In assessing the adequacy of country’s data protection laws, there shall be an assessment of various factors, including enforceable data subject rights, access of public authorities to personal data, effective data protection law, existence of an independent, competent data protection supervisory authority, international commitments etc.

However, the NDPA and NDPR differ from the GDPR on transfers in certain aspects:

- Firstly, the NDPA empowers the NDPC to designate categories of data that are subject to additional specified restrictions on Transfers. Such restrictions may be based on the nature and risk of such data, as well as requiring controllers or processors to notify the NDPC and explain the adequacy of protection.

- Secondly, the requirement for consent of data subject as an exception to the proscription of Transfers, is not “explicit consent”, unlike what is required under the GDPR.

- Thirdly, the NDPA does not contain an exception for data transferred from a public register, as contained in the GDPR.

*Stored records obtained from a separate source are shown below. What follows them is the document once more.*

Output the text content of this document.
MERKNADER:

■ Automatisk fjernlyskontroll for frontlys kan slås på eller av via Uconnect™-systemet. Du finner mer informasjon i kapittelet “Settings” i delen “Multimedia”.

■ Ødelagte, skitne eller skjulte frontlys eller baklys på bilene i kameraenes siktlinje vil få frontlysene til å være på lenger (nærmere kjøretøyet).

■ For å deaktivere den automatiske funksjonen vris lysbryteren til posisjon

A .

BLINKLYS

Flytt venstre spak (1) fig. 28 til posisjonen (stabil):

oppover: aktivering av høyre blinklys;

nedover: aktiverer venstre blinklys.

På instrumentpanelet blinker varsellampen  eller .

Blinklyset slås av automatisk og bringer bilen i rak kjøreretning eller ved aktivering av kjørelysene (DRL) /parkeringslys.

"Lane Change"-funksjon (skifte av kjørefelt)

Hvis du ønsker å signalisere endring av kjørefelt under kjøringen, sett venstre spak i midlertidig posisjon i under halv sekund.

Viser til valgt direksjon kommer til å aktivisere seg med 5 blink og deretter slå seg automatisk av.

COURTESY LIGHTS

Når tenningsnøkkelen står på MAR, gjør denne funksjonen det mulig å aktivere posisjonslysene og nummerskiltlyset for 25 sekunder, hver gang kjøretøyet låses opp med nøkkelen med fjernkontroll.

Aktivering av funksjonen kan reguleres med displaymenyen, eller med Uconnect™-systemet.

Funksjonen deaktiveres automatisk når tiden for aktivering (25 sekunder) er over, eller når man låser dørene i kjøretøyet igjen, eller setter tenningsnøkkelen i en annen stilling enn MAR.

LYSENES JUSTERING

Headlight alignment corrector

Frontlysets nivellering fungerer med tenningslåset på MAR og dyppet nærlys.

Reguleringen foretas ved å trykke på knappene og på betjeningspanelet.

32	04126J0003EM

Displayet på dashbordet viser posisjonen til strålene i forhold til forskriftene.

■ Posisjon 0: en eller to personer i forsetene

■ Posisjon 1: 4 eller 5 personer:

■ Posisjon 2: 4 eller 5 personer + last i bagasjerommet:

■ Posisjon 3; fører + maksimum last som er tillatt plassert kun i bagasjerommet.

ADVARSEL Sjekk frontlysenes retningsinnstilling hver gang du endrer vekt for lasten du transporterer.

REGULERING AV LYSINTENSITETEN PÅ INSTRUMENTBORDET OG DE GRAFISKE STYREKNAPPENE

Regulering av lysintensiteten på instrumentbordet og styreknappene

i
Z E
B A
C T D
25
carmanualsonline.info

- Furthermore, the NDPA includes the exception for transfers done for the sole benefit of the data subject without consent (i.e., where it is not reasonably practicable to obtain consent; or where such consent would have likely been given). The language is different and thus could be argued not to include an exception for contracts between the controller and another person, where the interest of the data subject is simply a by-product.

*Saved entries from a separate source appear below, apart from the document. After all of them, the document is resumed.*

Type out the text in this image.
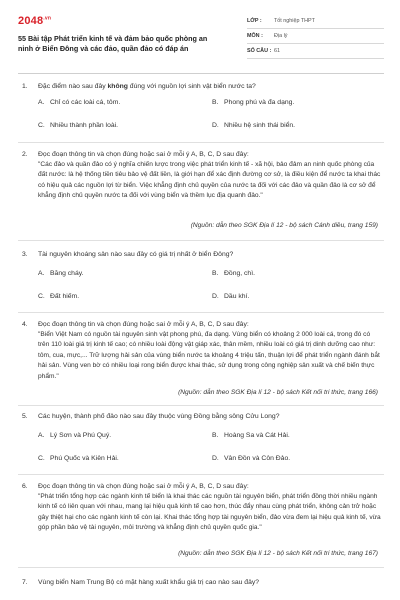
$2048^{.vn}$
55 Bài tập Phát triển kinh tế và đảm bảo quốc phòng an ninh ở Biển Đông và các đảo, quần đảo có đáp án
LỚP :	Tốt nghiệp THPT
MÔN :	Địa lý
SỐ CÂU : 61
1.	Đặc điểm nào sau đây không đúng với nguồn lợi sinh vật biển nước ta?
A. Chỉ có các loài cá, tôm.	B. Phong phú và đa dạng.
C. Nhiều thành phần loài.	D. Nhiều hệ sinh thái biển.
2.	Đọc đoạn thông tin và chọn đúng hoặc sai ở mỗi ý A, B, C, D sau đây:
"Các đảo và quần đảo có ý nghĩa chiến lược trong việc phát triển kinh tế - xã hội, bảo đảm an ninh quốc phòng của đất nước: là hệ thống tiền tiêu bảo vệ đất liền, là giới hạn để xác định đường cơ sở, là điều kiện để nước ta khai thác có hiệu quả các nguồn lợi từ biển. Việc khẳng định chủ quyền của nước ta đối với các đảo và quần đảo là cơ sở để khẳng định chủ quyền nước ta đối với vùng biển và thềm lục địa quanh đảo."
(Nguồn: dẫn theo SGK Địa lí 12 - bộ sách Cánh diều, trang 159)
3.	Tài nguyên khoáng sản nào sau đây có giá trị nhất ở biển Đông?
A. Băng cháy.	B. Đồng, chì.
C. Đất hiếm.	D. Dầu khí.
4.	Đọc đoạn thông tin và chọn đúng hoặc sai ở mỗi ý A, B, C, D sau đây:
"Biển Việt Nam có nguồn tài nguyên sinh vật phong phú, đa dạng. Vùng biển có khoảng 2 000 loài cá, trong đó có trên 110 loài giá trị kinh tế cao; có nhiều loài động vật giáp xác, thân mềm, nhiều loài có giá trị dinh dưỡng cao như: tôm, cua, mực,... Trữ lượng hải sản của vùng biển nước ta khoảng 4 triệu tấn, thuận lợi để phát triển ngành đánh bắt hải sản. Vùng ven bờ có nhiều loại rong biển được khai thác, sử dụng trong công nghiệp sản xuất và chế biến thực phẩm."
(Nguồn: dẫn theo SGK Địa lí 12 - bộ sách Kết nối tri thức, trang 166)
5.	Các huyện, thành phố đảo nào sau đây thuộc vùng Đồng bằng sông Cửu Long?
A. Lý Sơn và Phú Quý.	B. Hoàng Sa và Cát Hải.
C. Phú Quốc và Kiên Hải.	D. Vân Đồn và Côn Đảo.
6.	Đọc đoạn thông tin và chọn đúng hoặc sai ở mỗi ý A, B, C, D sau đây:
"Phát triển tổng hợp các ngành kinh tế biển là khai thác các nguồn tài nguyên biển, phát triển đồng thời nhiều ngành kinh tế có liên quan với nhau, mang lại hiệu quả kinh tế cao hơn, thúc đẩy nhau cùng phát triển, không cản trở hoặc gây thiệt hại cho các ngành kinh tế còn lại. Khai thác tổng hợp tài nguyên biển, đảo vừa đem lại hiệu quả kinh tế, vừa góp phần bảo vệ tài nguyên, môi trường và khẳng định chủ quyền quốc gia."
(Nguồn: dẫn theo SGK Địa lí 12 - bộ sách Kết nối tri thức, trang 167)
7.	Vùng biển Nam Trung Bộ có mặt hàng xuất khẩu giá trị cao nào sau đây?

- Finally, under the NDPR, a “Whitelist” of countries which are deemed to have adequate data protection laws was established. The Whitelist contains 38 countries, and in addition lists all the members of the EU and EEA, as well as all African countries who are signatories to the Malabo Convention 2014. It is far less stringent than what is obtainable in Europe of in the United Kingdom. The Whitelist even contains global economic powerhouses who have not received adequacy decisions in Europe, such as the United Arab Emirates, United States of America (outside of the EU-US Data Privacy Framework), China and Brazil.

Conclusion

The transfer of personal data across international borders is an inextricable business necessity. However, it behooves countries around the world to still ensure their citizens are protected from any potential violations. Gleaning the GDPR, UK GDPR, and the NDPR/NDPA above, we can see there are slight differences in approach, but there is a general motion towards the same goal. There is no gainsaying that it is critical for international businesses to understand the regulations and variations as they may pertain to their business operations. This is made even more paramount when the hefty possible fines and penalties are taken into consideration.